The Inevitable Post-Launch Surprises
Real traffic surfaces real problems.
A few things we discovered quickly:
- Dev databases were producing too many binary logs during refresh workflows, filling disks faster than expected.
- Some AWS parameter group settings hadn’t carried over to the new production database server, causing deeper parts of the app to fail.
- Hetzner’s load balancer didn’t include security-group style controls or rate limiting.
The fixes were manageable:
- We tuned database settings and log retention.
- We applied the missing DB config values.
- We added an HAProxy machine for load balancing with proper firewalling, rate limiting, and fail2ban.
Of course, all the changes were documented back in the Terraform files; even if I did some of them manually, they were properly added to their corresponding cloud-init templates.
Conclusion: Is It Time to Revisit Your Defaults?

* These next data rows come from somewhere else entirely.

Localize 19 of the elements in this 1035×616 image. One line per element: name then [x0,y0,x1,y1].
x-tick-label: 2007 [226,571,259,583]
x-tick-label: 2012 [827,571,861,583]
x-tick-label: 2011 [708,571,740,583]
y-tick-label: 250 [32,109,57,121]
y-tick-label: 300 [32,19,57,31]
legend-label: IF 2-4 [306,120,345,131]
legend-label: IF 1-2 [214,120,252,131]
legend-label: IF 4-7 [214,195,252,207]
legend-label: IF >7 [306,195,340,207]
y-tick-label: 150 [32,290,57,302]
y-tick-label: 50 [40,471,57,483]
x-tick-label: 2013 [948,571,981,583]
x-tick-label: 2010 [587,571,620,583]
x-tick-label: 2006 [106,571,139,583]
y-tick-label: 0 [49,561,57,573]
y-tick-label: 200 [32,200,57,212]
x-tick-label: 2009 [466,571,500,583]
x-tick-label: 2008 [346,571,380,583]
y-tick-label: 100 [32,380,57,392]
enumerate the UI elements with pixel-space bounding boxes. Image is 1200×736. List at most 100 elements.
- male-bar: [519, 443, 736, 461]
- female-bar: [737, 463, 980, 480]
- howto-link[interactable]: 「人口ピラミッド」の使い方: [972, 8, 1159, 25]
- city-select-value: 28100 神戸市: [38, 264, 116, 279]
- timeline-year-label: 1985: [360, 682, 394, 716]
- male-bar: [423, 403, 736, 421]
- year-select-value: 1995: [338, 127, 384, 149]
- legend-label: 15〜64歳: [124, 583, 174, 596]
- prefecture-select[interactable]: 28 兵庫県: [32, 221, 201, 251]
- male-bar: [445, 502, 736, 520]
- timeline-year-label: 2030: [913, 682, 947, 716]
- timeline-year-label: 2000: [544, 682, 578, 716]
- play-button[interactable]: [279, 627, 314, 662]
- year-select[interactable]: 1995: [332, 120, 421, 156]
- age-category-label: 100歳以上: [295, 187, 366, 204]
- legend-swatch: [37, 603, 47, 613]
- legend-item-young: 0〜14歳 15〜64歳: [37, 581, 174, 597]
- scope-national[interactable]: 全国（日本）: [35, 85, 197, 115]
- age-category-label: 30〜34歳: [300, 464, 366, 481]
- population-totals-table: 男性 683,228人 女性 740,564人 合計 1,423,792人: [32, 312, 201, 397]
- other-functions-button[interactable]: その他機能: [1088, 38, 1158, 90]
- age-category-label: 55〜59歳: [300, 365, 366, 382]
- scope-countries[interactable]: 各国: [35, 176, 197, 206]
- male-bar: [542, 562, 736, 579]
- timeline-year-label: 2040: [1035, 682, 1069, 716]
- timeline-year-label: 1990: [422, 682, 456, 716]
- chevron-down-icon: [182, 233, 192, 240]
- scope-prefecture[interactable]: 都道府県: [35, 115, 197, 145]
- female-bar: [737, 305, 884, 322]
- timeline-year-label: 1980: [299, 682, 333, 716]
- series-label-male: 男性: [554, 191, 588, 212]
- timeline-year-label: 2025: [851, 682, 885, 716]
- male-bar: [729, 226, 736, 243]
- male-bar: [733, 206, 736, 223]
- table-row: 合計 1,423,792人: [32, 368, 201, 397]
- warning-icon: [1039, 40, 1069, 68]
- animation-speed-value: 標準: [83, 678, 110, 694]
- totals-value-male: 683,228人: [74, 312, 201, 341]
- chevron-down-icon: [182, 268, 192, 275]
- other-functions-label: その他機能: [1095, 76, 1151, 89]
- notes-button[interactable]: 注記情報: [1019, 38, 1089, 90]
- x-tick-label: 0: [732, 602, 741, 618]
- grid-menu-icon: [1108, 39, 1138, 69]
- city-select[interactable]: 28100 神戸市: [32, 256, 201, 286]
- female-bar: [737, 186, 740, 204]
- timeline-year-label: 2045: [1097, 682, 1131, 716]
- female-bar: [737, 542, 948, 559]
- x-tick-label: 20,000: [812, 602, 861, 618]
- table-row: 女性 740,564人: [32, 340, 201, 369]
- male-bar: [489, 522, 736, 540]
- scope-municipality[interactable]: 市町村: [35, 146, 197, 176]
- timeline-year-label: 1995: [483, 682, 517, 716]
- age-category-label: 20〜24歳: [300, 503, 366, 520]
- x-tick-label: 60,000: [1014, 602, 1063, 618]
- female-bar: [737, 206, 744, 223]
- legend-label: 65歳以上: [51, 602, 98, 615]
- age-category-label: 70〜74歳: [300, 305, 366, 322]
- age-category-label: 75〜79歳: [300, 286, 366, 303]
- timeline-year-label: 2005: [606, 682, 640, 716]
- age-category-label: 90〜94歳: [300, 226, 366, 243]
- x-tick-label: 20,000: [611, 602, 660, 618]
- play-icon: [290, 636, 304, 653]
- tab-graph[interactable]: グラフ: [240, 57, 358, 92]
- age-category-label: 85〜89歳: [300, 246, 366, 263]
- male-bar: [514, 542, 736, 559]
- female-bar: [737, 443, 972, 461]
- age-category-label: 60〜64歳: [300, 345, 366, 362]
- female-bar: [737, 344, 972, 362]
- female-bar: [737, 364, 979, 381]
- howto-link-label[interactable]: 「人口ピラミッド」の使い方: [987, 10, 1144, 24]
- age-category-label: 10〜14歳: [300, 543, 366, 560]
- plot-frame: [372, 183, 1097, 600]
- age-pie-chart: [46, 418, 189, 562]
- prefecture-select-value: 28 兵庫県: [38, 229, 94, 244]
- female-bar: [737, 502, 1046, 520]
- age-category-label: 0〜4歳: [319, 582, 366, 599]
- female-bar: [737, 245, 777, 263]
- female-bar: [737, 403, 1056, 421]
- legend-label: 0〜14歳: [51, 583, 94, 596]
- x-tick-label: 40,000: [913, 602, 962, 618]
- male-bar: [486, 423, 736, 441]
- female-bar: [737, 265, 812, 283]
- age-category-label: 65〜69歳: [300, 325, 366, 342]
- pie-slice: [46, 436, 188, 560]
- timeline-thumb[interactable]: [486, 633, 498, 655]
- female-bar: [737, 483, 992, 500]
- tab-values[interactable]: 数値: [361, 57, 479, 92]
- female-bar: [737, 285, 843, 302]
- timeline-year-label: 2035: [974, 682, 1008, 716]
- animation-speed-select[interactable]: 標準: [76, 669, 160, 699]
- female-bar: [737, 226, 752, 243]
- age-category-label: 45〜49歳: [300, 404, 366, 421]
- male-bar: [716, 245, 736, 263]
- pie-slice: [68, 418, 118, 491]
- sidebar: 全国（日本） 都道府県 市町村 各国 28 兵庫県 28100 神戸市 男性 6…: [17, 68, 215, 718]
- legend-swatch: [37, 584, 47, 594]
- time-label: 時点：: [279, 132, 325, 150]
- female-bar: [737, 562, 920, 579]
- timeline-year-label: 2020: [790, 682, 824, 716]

AWS changed the way we think about cloud, but keeping it as “the default” might be aging as we do. If your workload is predictable, and your stack is based on open-source standards, you might be paying a huge “convenience tax” for features you don’t use.
By running the numbers in a spreadsheet, moving to lightweight orchestration tools like K3S, and using Terraform to document our infrastructure (and our journey), we were able to slash our spend while actually improving our performance. In the end, we have a more modern infra tech stack, better performance, and are saving a ton of money (even including the cost of the migration).
Remember: The cloud is just someone else’s computer, and it’s basically three things: Compute, Network, and Storage.